Władek was then moved to Siberia from where he manages to escape to Turkey after facing many hardships. There he nearly loses his hand (a Hudud punishment for theft) for stealing food but is luckily rescued by two British diplomats, owing to the silver band given by Baron which he wore on the hand. They transfer him to the Polish consulate from where, with their help, he migrates to America and assumes the name Abel Rosnovski (as inscribed on the silver band).

He starts his life as a waiter in the Hotel Plaza, while taking night classes in economics at Columbia University. While Abel is working there, Davis Leroy, owner of the Richmond group of hotels, is impressed by his work and appoints him manager of his flagship hotel. Abel converts the ill-managed hotel to a profit-making one and buys stock in the chain. During the Great Depression, the hotel needs a backer and Davis, unable to find one, commits suicide, leaving the remaining shares in the Richmond Group to Abel. Before committing suicide, Davis mentions that Kane & Cabot was the bank that did not support him. Abel thus plans for revenge and considers Kane his arch rival who was responsible for the death of his closest friend. The bank gets him an anonymous backer. Abel assumes it to be David Maxton, owner of Stevens' hotel. During this time, Abel catches up with his old time friend, George Novak and marries Zaphia—both Polish emigres he had met on the ship-journey to the United States from Turkey in his earlier life.

Abel changes the name of the hotel from Richmond to Baron and builds up a successful hotel chain. By collaborating with Henry Osborne, who had by now entered politics, Abel plans to ruin Kane and his bank. Abel begets a daughter, named Florentyna in memory of his dead sister, while Kane has a son, Richard and two daughters, Virginia and Lucy. Both Kane and Abel had volunteered to serve during World War II. Abel, during World War II, had saved Kane's life in France, unaware of each other.

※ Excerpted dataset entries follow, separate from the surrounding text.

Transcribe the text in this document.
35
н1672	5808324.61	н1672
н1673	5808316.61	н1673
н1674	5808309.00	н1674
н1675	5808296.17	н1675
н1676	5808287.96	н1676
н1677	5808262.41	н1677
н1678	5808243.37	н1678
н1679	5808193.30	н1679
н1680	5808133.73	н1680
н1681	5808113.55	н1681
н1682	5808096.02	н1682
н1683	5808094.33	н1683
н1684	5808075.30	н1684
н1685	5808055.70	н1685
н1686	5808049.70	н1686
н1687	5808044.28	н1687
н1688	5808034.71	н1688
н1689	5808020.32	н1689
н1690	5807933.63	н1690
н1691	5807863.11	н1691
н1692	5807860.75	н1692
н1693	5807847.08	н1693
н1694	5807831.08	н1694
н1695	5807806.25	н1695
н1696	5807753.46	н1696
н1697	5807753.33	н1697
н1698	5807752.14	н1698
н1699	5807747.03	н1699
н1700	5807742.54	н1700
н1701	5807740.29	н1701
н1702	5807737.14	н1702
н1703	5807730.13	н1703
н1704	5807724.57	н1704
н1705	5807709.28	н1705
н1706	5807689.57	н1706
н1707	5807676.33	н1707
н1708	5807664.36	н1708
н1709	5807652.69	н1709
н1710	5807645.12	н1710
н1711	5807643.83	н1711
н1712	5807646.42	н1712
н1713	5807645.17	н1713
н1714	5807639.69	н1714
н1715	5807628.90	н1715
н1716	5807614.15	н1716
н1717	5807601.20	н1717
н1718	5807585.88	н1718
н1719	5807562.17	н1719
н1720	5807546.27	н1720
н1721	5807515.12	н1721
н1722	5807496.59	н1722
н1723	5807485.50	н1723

He divorces Zaphia when he returns home from the war.

Meanwhile, Kane's bank and Lester's bank merge and a provision is made that anyone who has a share of 8% can summon board meetings. Abel tries desperately to obtain 8% of the bank's stock but Kane manages to thwart his attempts. They unknowingly meet each other many times throughout the novel.

Florentyna Rosnovski, daughter of Abel Rosnovski, and Richard Kane, son of William Kane, happen to meet and fall in love without knowing about the rivalry between their fathers. They get married despite vehement protests from their fathers and start a chain of boutique stores named Florentyna's.

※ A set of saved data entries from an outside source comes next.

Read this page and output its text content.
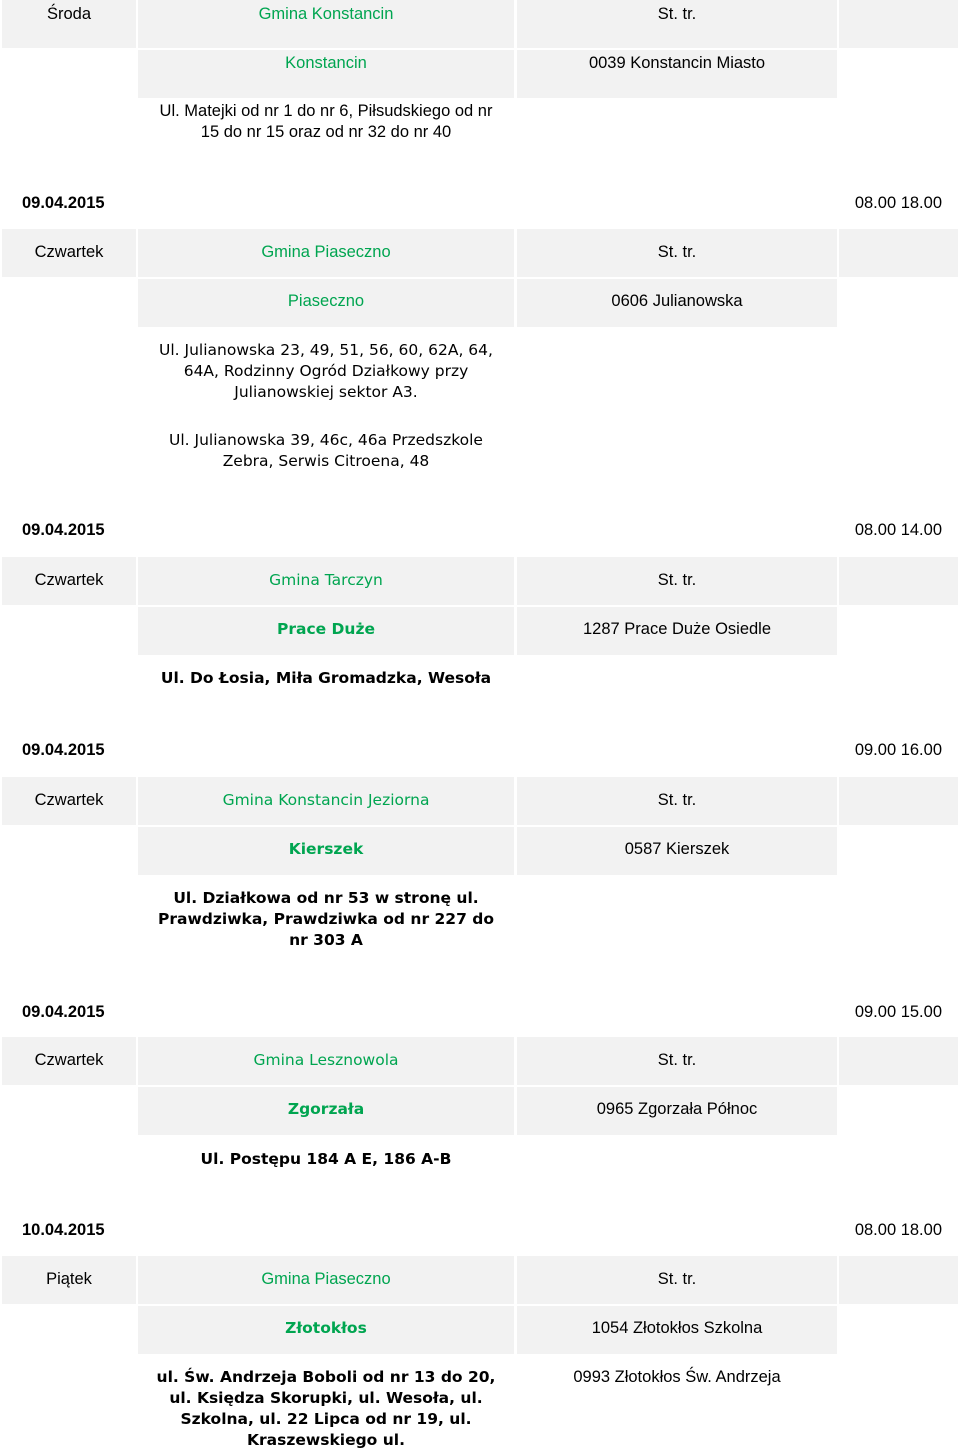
Środa	Gmina Konstancin	St. tr.
Konstancin	0039 Konstancin Miasto
Ul. Matejki od nr 1 do nr 6, Piłsudskiego od nr 15 do nr 15 oraz od nr 32 do nr 40
09.04.2015	08.00 18.00
Czwartek	Gmina Piaseczno	St. tr.
Piaseczno	0606 Julianowska
Ul. Julianowska 23, 49, 51, 56, 60, 62A, 64, 64A, Rodzinny Ogród Działkowy przy Julianowskiej sektor A3.
Ul. Julianowska 39, 46c, 46a Przedszkole Zebra, Serwis Citroena, 48
09.04.2015	08.00 14.00
Czwartek	Gmina Tarczyn	St. tr.
Prace Duże	1287 Prace Duże Osiedle
Ul. Do Łosia, Miła Gromadzka, Wesoła
09.04.2015	09.00 16.00
Czwartek	Gmina Konstancin Jeziorna	St. tr.
Kierszek	0587 Kierszek
Ul. Działkowa od nr 53 w stronę ul. Prawdziwka, Prawdziwka od nr 227 do nr 303 A
09.04.2015	09.00 15.00
Czwartek	Gmina Lesznowola	St. tr.
Zgorzała	0965 Zgorzała Północ
Ul. Postępu 184 A E, 186 A-B
10.04.2015	08.00 18.00
Piątek	Gmina Piaseczno	St. tr.
Złotokłos	1054 Złotokłos Szkolna
ul. Św. Andrzeja Boboli od nr 13 do 20, ul. Księdza Skorupki, ul. Wesoła, ul. Szkolna, ul. 22 Lipca od nr 19, ul. Kraszewskiego ul.
0993 Złotokłos Św. Andrzeja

Finally, after Kane exposes Abel's dealings with Osborne and thwarts his ambition to be named Ambassador to Poland (the position goes to John Moors Cabot), Abel manages to obtain enough shares of the bank and ousts Kane from power. In 1967, Kane decides to forgive his son and daughter-in-law and expresses his wish to meet them. Both he and Abel observe the grand-opening of the New York branch Florentyna's, from outside, and they wave at each other. Kane dies before he is able to see them and his grandson William. Finally, in a dramatic twist, Abel discovers that his backer was not David Maxton, but William Kane. Filled with remorse, he reconciles with his daughter and son-in-law. Abel dies soon after, and bequeaths everything to his daughter Florentyna, except his silver band of authority, which he leaves to his grandson, whom Florentyna and Richard have named "William Abel Kane".

==Adaptations==
===Miniseries===
In 1985, the novel was adapted into a CBS television miniseries titled Kane & Abel starring Peter Strauss as Abel Rosnovski and Sam Neill as William Kane. The main cast includes:

===Further adaptations===
The series was adapted into Doordarshan series Junoon which completed 510 episodes and ran for five years between 1994 and 1998. Another Indian adaptation titled Kismat ("Destiny"), produced by YRF Television, was set in Bombay in post-independent India. The Hindi movie Khudgarz was based on this book and released on 31 July 1987.